Multiple surface trim

  • November 14, 2023
  • 3 replies
  • 4037 views

Hello, 

Does Creo have any tool similar to SOLIDWORKS' Surface Mutual Trim. As I have a surface with multiple curves and contours, and I need to delete some of them and keep others.

 

I'm using Creo 8.

ELDAFRAWY_0-1699957199930.png

 

 

3 replies

tbraxton
22-Sapphire II
22-Sapphire II
November 14, 2023

Creo likely has what you need. Can you describe the functionality you need without referencing SolidWorks terminology? A simple description of what you need by annotating your screen shot would work.

ELDAFRAWY12-AmethystAuthor
12-Amethyst
November 14, 2023

Hi, as the image shows I need to create a grid in the shown surface using the projected curve in blue. So, I need to choose surfaces to keep and others to remove.
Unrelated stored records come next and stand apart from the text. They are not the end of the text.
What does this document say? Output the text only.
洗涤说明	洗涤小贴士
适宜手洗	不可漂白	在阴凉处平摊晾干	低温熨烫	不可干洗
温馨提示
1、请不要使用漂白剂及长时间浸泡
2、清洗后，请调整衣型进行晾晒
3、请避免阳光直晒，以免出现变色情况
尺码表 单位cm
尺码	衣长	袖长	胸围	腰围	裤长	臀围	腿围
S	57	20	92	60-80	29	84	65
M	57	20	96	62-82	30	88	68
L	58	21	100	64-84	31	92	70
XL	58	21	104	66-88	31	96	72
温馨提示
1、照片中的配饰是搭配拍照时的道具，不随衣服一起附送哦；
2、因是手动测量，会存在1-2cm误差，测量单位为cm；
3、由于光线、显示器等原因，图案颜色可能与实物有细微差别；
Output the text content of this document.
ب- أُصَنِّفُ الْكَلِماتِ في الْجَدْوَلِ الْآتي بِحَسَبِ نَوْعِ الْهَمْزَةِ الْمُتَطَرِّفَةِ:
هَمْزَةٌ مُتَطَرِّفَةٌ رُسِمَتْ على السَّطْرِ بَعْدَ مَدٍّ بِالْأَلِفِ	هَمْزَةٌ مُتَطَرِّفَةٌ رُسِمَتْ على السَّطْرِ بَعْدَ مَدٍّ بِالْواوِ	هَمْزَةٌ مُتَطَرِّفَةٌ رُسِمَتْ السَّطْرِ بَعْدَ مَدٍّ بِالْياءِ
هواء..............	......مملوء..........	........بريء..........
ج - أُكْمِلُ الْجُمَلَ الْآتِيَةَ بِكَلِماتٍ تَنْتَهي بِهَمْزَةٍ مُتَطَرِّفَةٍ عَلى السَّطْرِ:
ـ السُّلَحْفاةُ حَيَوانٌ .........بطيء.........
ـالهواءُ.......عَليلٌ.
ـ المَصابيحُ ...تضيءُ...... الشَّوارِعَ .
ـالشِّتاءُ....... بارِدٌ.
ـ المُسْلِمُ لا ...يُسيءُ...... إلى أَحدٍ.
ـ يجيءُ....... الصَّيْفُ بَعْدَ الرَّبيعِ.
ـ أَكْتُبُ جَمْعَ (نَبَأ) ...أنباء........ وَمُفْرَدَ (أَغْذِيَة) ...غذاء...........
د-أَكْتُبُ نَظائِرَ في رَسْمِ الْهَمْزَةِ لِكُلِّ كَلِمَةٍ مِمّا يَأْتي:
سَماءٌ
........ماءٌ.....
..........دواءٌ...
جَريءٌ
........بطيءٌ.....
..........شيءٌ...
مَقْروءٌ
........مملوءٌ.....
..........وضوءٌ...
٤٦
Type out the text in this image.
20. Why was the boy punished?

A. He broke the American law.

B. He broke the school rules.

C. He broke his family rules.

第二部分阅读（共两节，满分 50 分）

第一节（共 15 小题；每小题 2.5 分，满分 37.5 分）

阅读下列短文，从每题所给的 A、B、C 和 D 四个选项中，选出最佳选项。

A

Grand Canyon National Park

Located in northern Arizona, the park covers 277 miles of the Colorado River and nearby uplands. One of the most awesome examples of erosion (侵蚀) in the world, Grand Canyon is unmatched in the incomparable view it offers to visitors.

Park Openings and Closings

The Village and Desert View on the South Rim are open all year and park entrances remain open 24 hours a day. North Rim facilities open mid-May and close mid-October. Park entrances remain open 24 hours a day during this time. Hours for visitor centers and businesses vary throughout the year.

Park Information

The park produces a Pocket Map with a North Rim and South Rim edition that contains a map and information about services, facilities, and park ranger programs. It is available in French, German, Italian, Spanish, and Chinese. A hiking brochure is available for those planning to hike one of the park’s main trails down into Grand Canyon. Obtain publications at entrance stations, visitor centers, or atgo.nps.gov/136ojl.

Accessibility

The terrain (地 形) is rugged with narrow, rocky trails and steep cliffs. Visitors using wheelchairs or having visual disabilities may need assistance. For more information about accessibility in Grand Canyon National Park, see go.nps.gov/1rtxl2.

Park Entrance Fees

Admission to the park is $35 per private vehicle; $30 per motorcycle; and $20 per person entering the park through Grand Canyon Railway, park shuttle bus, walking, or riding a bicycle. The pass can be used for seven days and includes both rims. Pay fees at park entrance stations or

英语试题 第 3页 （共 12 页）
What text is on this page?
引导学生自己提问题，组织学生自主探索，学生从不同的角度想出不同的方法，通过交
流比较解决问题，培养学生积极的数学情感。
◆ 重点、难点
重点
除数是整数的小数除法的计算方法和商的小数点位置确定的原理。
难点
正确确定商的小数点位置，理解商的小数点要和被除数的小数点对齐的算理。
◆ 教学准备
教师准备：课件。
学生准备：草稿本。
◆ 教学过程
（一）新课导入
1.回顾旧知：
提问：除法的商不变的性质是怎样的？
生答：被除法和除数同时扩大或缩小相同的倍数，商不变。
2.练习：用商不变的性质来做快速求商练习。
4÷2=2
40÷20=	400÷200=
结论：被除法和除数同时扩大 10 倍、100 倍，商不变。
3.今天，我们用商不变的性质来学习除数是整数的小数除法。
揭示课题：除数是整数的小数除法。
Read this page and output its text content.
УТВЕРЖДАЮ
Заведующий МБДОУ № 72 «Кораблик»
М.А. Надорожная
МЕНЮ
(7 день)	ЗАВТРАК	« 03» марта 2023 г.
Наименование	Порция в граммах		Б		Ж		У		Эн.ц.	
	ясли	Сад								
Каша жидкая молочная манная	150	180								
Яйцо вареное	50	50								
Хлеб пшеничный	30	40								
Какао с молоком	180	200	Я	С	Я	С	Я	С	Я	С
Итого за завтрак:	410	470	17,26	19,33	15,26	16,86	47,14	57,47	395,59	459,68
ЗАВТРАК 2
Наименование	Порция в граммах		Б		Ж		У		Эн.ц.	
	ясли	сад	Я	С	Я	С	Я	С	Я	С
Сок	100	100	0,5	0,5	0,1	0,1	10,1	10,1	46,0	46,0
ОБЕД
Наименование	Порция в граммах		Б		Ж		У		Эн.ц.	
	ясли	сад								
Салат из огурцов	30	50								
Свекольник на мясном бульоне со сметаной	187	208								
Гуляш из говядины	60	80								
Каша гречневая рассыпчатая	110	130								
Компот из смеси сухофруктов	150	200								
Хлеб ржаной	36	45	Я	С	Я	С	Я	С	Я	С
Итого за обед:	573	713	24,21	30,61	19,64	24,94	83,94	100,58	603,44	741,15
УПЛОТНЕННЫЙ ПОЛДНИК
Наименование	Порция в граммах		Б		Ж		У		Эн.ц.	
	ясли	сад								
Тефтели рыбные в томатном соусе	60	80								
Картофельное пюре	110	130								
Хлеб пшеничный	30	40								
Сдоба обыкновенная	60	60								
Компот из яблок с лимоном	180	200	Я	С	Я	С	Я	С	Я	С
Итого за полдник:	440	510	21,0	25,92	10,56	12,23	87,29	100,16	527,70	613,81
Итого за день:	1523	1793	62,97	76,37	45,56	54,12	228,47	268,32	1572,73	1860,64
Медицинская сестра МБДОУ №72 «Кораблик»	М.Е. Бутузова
ELDAFRAWY_0-1699965963176.png

 

tbraxton
22-Sapphire II
22-Sapphire II
November 14, 2023

That clarifies the problem statement. I have some ideas, but it would depend on how you have built your model to determine which method would be "best".

 

In Creo you can have only "one" trimming object when using the surface trim.  Did you pattern the curves shown in your image? If so, you may be able to create a single trim and use reference patterns to automate the trim operations. I f I knew I had to create this type of pattern then I would try to exploit the pattern features to realize the required geometry.

 

You also may be able to use datum reference features to group the curves used to trim the quilt as part of the solution. This will allow you to group curves such that they can be selected as intent objects for use in the trim feature.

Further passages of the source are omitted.